When computing A @ a
where A
is a random N by N matrix and a is a vector with N random elements using numpy the computation time jumps by an order of magnitude at N=100. Is there any particular reason for this? As a comparison the same operation using torch on the cpu has a more gradual increase
Tried it with python3.10 and 3.9 and 3.7 with the same behavior
Code used for generating numpy part of the plot:
import numpy as np
from tqdm.notebook import tqdm
import pandas as pd
import time
import sys
def sym(A):
return .5 * (A + A.T)
results = []
for n in tqdm(range(2, 500)):
for trial_idx in range(10):
A = sym(np.random.randn(n, n))
a = np.random.randn(n)
t = time.time()
for i in range(1000):
A @ a
t = time.time() - t
results.append({
'n': n,
'time': t,
'method': 'numpy',
})
results = pd.DataFrame(results)
from matplotlib import pyplot as plt
fig, ax = plt.subplots(1, 1)
ax.semilogy(results.n.unique(), results.groupby('n').time.mean(), label="numpy")

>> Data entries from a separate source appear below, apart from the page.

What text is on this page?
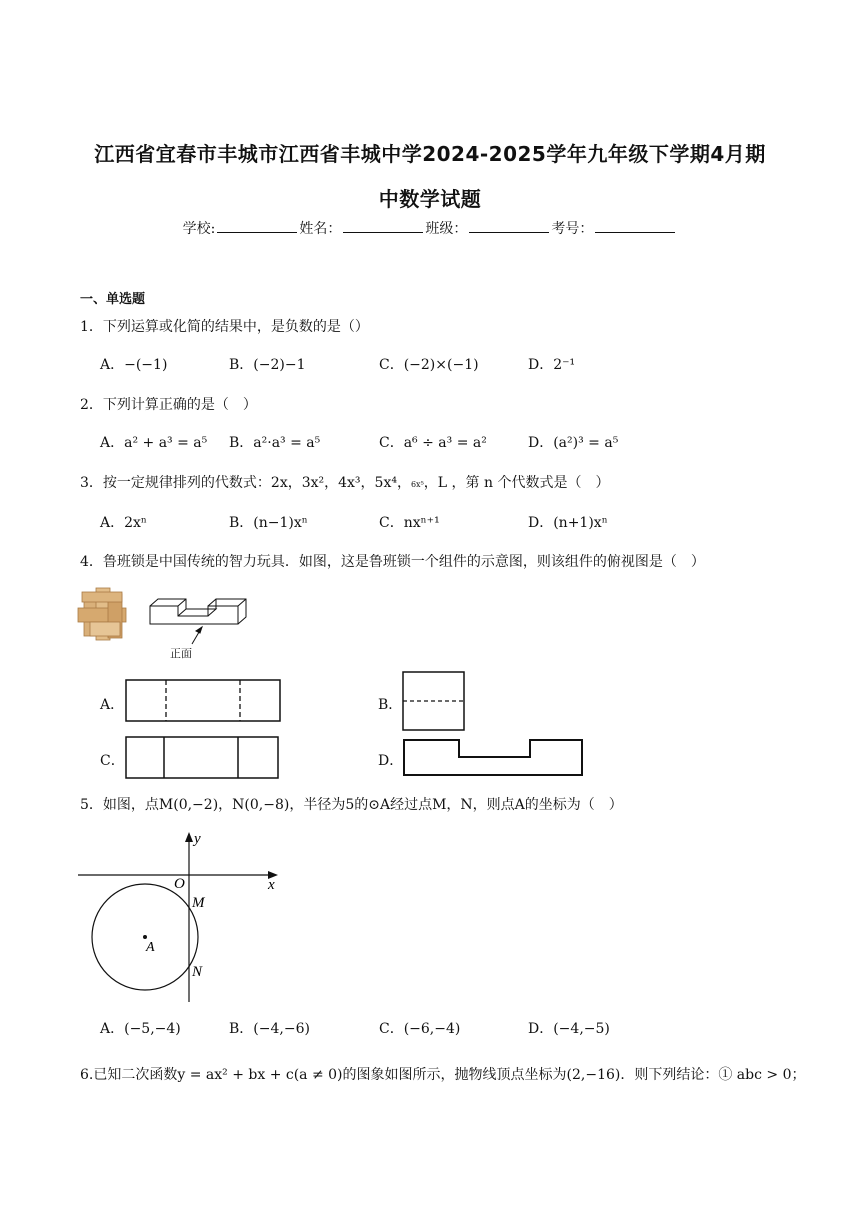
江西省宜春市丰城市江西省丰城中学2024-2025学年九年级下学期4月期
中数学试题
学校:	姓名：	班级：	考号：
一、单选题
1．下列运算或化简的结果中，是负数的是（）
A．−(−1)	B．(−2)−1	C．(−2)×(−1)	D．2⁻¹
2．下列计算正确的是（　）
A．a² + a³ = a⁵ B．a²·a³ = a⁵	C．a⁶ ÷ a³ = a²	D．(a²)³ = a⁵
3．按一定规律排列的代数式：2x，3x²，4x³，5x⁴，6x⁵，L ，第 n 个代数式是（　）
A．2xⁿ	B．(n−1)xⁿ	C．nxⁿ⁺¹	D．(n+1)xⁿ
4．鲁班锁是中国传统的智力玩具．如图，这是鲁班锁一个组件的示意图，则该组件的俯视图是（　）
正面
A．	B．
C．	D．
5．如图，点M(0,−2)，N(0,−8)，半径为5的⊙A经过点M，N，则点A的坐标为（　）
y
x
O
M
A
N
A．(−5,−4)	B．(−4,−6)	C．(−6,−4)	D．(−4,−5)
6.已知二次函数y = ax² + bx + c(a ≠ 0)的图象如图所示，抛物线顶点坐标为(2,−16)．则下列结论：① abc > 0；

ax.set_title(f'A @ a timimgs (1000 times)\nPython {sys.version.split(" ")[0]}')
ax.legend()
ax.set_xlabel('n')
ax.set_ylabel('avg. time')
Adding
import os
os.environ["MKL_NUM_THREADS"] = "1"
os.environ["NUMEXPR_NUM_THREADS"] = "1"
os.environ["OMP_NUM_THREADS"] = "1"
before ìmport numpy
gives a more expected output, see this answer for details: https://stackoverflow.com/a/74662135/5043576
numpy tries to use threads when multiplying matricies of size 100 or larger, and the default CBLAS implementation of threaded multiplication is ... sub optimal, as opposed to other backends like intel-MKL or ATLAS.
if you force it to use only 1 thread using the answers in this post you will get a continuous line for numpy performance.